Les femmes au travail risquent d’être plus durement affectées par les conséquences de la pandémie mondiale du nouveau coronavirus ! L’avertissement sur leur situation a été lancé, hier, à l’occasion de la publication d’un rapport accompagné de l’intervention du Secrétaire général de l’ONU. Dans une vidéo diffusée jeudi, Antonio Guterres a prévenu qu’«avec la chute des marchés et la fermeture des entreprises, des millions d’emplois féminins ont disparu». Le chef des Nations unies a ajouté que «60% des femmes dans le monde travaillent dans l’économie informelle». Celles-ci gagnent moins, épargnent moins et risquent davantage de «tomber dans la pauvreté en comparaison aux hommes», a-t-il déploré.

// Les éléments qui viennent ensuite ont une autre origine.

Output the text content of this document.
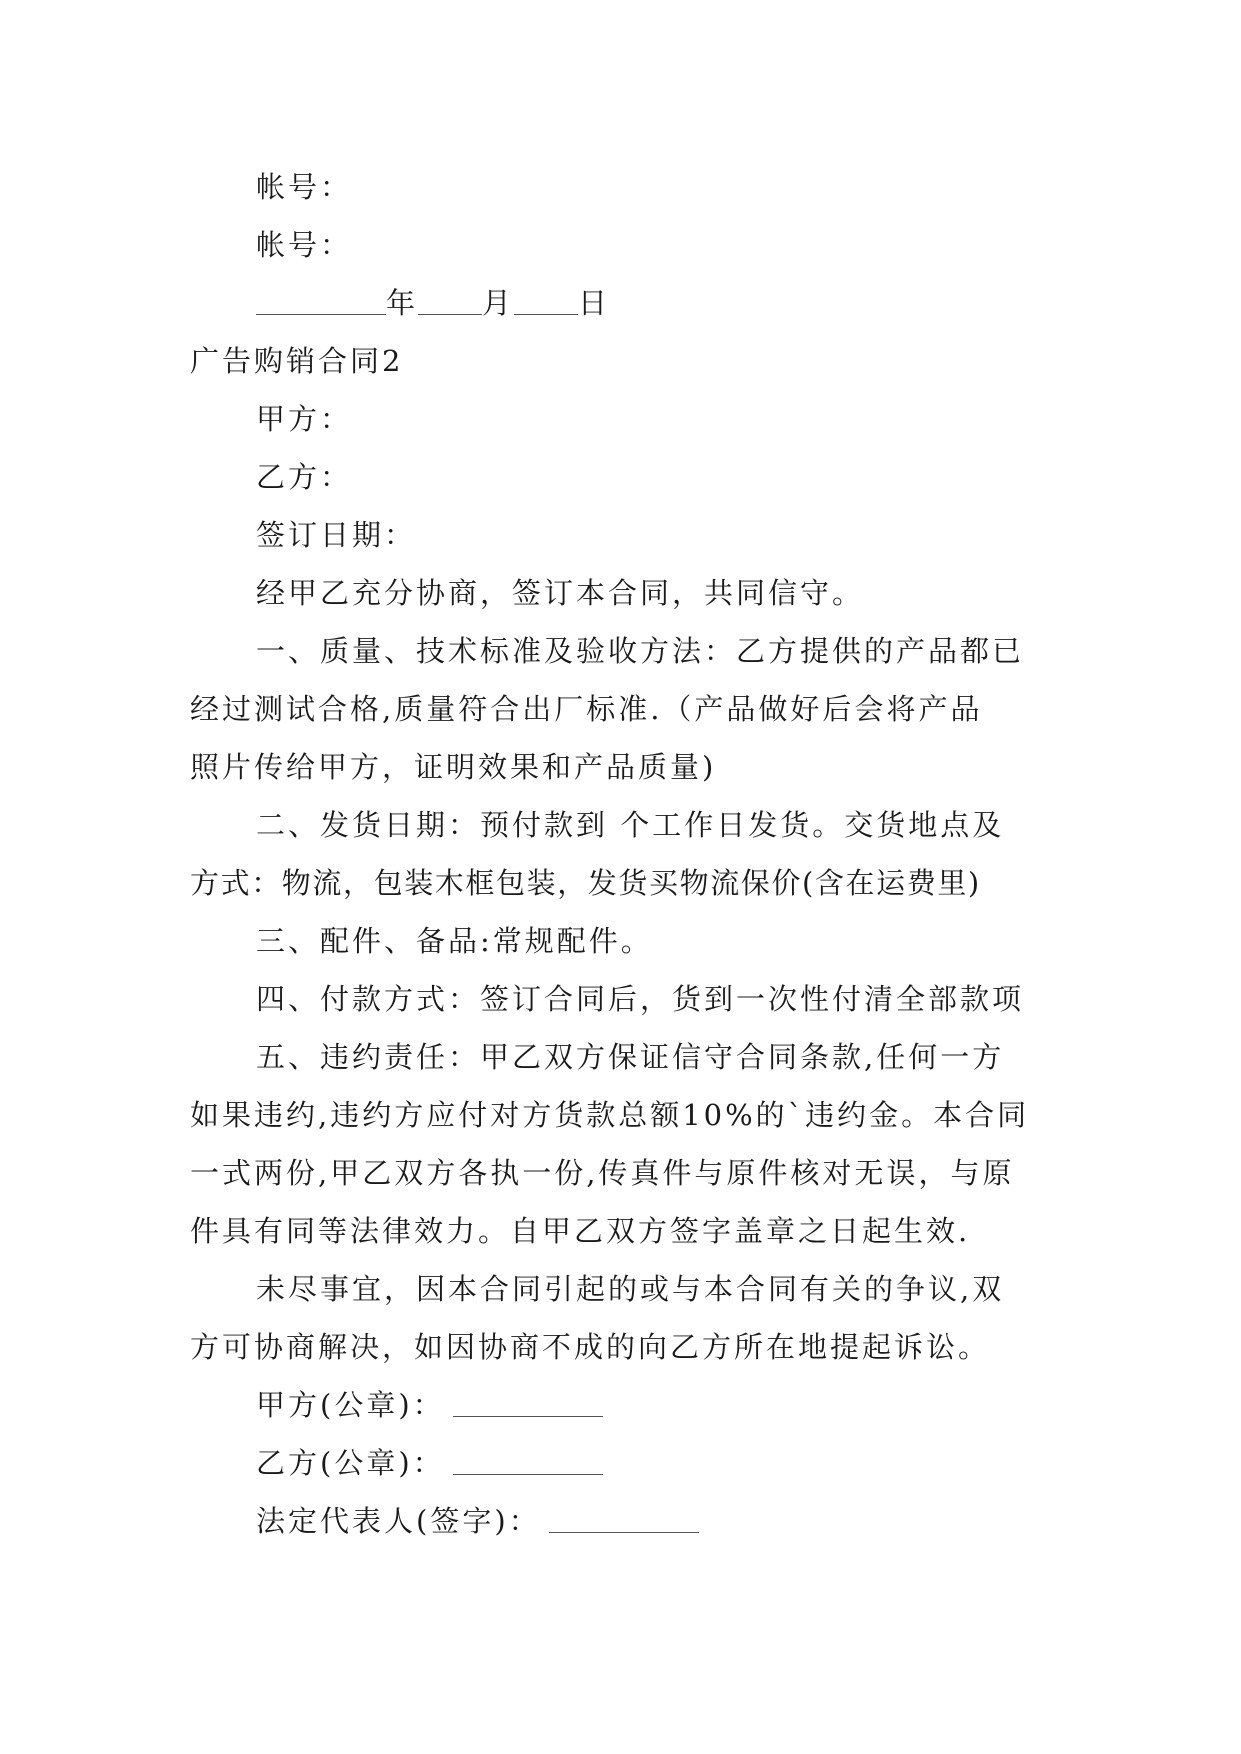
帐号：
帐号：
年 月 日
广告购销合同2
甲方：
乙方：
签订日期：
经甲乙充分协商，签订本合同，共同信守。
一、质量、技术标准及验收方法：乙方提供的产品都已
经过测试合格,质量符合出厂标准.（产品做好后会将产品
照片传给甲方，证明效果和产品质量)
二、发货日期：预付款到 个工作日发货。交货地点及
方式：物流，包装木框包装，发货买物流保价(含在运费里)
三、配件、备品:常规配件。
四、付款方式：签订合同后，货到一次性付清全部款项
五、违约责任：甲乙双方保证信守合同条款,任何一方
如果违约,违约方应付对方货款总额10%的`违约金。本合同
一式两份,甲乙双方各执一份,传真件与原件核对无误，与原
件具有同等法律效力。自甲乙双方签字盖章之日起生效.
未尽事宜，因本合同引起的或与本合同有关的争议,双
方可协商解决，如因协商不成的向乙方所在地提起诉讼。
甲方(公章)：
乙方(公章)：
法定代表人(签字)：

M. Guterres a par ailleurs dénoncé que «parallèlement à la perte d’emplois rémunérés, le travail de soins non rémunéré des femmes a augmenté de façon exponentielle en raison des fermetures d’écoles et des besoins accrus des personnes âgées». Face à ce constat, il a appelé les Etats et les gouvernements à placer les femmes et les filles au coeur de leurs efforts dans la réponse au Covid-19 et dans la planification du redressement post-crise.
«Le travail de soins non rémunéré doit être reconnu et valorisé comme une contribution vitale à l’économie», a souligné le Secrétaire général de l’ONU. «Le travail rémunéré et non rémunéré à la maison sont fondamentaux pour la vie quotidienne et l’économie, mais reposent sur des normes et des inégalités liées au genre et les accentuent, a-t-il encore relevé.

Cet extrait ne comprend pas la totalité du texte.